Dziękuję Kubie Kubryńskiemu za krótkie acz treściwe wprowadzenie do Spring Boot -- chwila z mądrym i czułem jak staję się mądrzejszy. Nie przyjdzie mi użyć tego narzędzia w najbliższej przyszłości, ale wiedzieć, do czego służy, nigdy nie zawadzi. Sugeruję rozważyć serię spotkań, które przybliżyłyby Spring Boota szerszej publiczności. Rozważ to koniecznie! Może seria nagrań na YouTube lub vimeo?

Podczas konferencji dowiedziałem się o istnieniu firmy Comarch w Poznaniu. Otrzymałem wstępne zaproszenie do współpracy w promocji Scali, więc jeszcze o nich usłyszymy na łamach tego bloga. I nie mógłbym zapomnieć o Anecie z Comarch, która niedługo również wejdzie w temat programowania w języku Scala, bo…licencja IntelliJ IDEA czeka. I ja na pull requesty na GitHubie również.

Wygląda na to, że firma CommerceOne z Łukaszem i Jackiem to całkiem ciekawa firma w Poznaniu. Historia powołania firmy na pewno. Technologicznie jeszcze mają dużo do nadrobienia, ale wierzę, że z takim składem osobowym, to wyłącznie kwestia czasu. Trochę szkoda Espeo,  ale skoro stawiają na PHP, to…ich dni są policzone. Ble.

Dzięki PSI za podarunki i test ze znajomości Javy! Nie było lekko, co należy wyłącznie zrzucić na barki dawno nie używanej przeze mnie Javy. Gadżety czekają na rozdanie podczas kolejnego spotkania scalowego w Warszawie. Więcej na stronie @WarszawScaLa.

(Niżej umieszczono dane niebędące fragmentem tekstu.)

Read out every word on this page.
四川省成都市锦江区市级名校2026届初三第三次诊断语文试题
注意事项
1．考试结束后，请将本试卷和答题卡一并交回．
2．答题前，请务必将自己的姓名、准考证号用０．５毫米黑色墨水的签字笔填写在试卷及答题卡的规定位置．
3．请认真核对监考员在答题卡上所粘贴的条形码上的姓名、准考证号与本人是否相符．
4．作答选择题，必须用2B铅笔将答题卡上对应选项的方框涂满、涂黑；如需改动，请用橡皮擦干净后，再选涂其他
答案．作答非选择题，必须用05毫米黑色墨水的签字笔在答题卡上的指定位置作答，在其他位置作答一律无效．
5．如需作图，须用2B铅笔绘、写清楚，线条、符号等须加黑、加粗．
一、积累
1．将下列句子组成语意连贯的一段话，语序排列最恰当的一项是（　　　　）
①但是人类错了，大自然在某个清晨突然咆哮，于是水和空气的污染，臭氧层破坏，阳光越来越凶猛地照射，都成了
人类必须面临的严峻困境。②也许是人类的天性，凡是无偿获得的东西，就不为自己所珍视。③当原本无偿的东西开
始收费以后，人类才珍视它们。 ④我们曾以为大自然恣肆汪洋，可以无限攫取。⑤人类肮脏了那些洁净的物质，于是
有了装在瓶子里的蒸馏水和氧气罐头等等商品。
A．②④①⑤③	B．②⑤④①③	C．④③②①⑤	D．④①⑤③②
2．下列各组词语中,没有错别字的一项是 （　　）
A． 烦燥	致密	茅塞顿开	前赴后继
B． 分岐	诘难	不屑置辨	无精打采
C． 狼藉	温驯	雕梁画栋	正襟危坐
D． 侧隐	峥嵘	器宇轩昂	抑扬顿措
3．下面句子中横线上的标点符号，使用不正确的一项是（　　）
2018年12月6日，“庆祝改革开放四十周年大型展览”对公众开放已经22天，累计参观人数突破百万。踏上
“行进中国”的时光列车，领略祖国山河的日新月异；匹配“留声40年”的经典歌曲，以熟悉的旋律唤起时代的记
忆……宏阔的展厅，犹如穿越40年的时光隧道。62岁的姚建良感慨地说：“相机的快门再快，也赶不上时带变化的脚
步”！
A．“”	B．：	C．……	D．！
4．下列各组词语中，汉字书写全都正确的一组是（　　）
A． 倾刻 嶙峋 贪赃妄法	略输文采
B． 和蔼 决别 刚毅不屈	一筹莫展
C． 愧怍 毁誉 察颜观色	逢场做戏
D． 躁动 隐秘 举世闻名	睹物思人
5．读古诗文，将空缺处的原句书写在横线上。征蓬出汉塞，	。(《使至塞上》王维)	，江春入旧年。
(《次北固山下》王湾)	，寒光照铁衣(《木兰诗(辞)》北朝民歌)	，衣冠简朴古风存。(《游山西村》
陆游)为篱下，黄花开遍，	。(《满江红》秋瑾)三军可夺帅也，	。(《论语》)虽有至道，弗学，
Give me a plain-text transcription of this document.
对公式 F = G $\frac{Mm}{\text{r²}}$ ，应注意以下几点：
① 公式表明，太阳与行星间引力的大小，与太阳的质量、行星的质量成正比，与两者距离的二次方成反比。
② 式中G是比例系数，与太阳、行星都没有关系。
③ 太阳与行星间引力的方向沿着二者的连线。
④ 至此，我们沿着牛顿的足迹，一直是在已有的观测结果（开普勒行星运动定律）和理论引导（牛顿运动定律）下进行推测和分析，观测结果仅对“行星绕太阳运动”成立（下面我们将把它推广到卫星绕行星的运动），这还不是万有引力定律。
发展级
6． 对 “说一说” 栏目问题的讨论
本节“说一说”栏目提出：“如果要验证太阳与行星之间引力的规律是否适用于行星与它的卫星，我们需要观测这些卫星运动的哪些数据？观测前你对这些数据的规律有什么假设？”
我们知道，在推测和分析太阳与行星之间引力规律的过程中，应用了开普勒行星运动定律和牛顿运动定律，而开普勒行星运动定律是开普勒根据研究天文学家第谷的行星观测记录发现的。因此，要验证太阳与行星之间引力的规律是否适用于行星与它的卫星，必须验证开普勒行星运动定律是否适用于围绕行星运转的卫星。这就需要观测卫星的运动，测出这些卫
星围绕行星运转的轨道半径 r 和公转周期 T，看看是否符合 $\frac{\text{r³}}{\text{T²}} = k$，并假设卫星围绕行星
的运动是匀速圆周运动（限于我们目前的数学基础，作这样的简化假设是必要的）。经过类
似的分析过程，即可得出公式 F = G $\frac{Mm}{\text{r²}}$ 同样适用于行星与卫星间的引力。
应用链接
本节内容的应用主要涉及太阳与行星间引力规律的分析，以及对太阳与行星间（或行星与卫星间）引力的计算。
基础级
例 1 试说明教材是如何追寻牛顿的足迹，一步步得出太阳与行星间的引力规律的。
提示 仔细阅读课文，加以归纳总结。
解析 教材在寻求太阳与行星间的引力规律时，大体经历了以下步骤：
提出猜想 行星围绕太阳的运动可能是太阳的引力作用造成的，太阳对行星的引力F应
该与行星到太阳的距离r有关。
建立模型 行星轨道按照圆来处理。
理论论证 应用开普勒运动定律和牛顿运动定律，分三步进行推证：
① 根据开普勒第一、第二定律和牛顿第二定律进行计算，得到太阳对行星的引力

Szymon przypomniał mi o pomyśle nagrywania wstępniaków scalowych z kimś. Trzeba to wdrożyć w lutym! Dzięki Szymon za przypominajkę. Hmmm, momento, czyżby liczył, że to właśnie jego zaproszę?! Ciekawa oferta! Oczekuj kontaktu w sprawie.

Podsumowując, konferencję GeeCON TDD wstawiam do kalendarza jako imprezę wartą udziału. Polecam ją jako dobry wstępniak do różnorodnych technologii i technik informatycznych. Swoje wystąpienie uważam za przyzwoite, a pomysł 30 minut na występ określam za strzał w dziesiątkę - wystarczający na przekazanie dostatecznej informacji, aby zaintrygować tematem. Bardzo, bardzo dobry pomysł warty podtrzymania (i skopiowania przy innych imprezach)! 30 minut to dokładnie tyle, ile się należy o temacie i bez dodatków w stylu slajd o mnie czy dowcipów (co podobno Kubie ze slajdem o mnie się nie bardzo udało).

Dziękuję organizatorom i uczestnikom za bardzo miłą atmosferę i zapraszam na kolejną edycję. Sztandarowy produkt — konferencja GeeCON 2015 — już 13-15 maja 2015 w Krakowie. Do zobaczenia!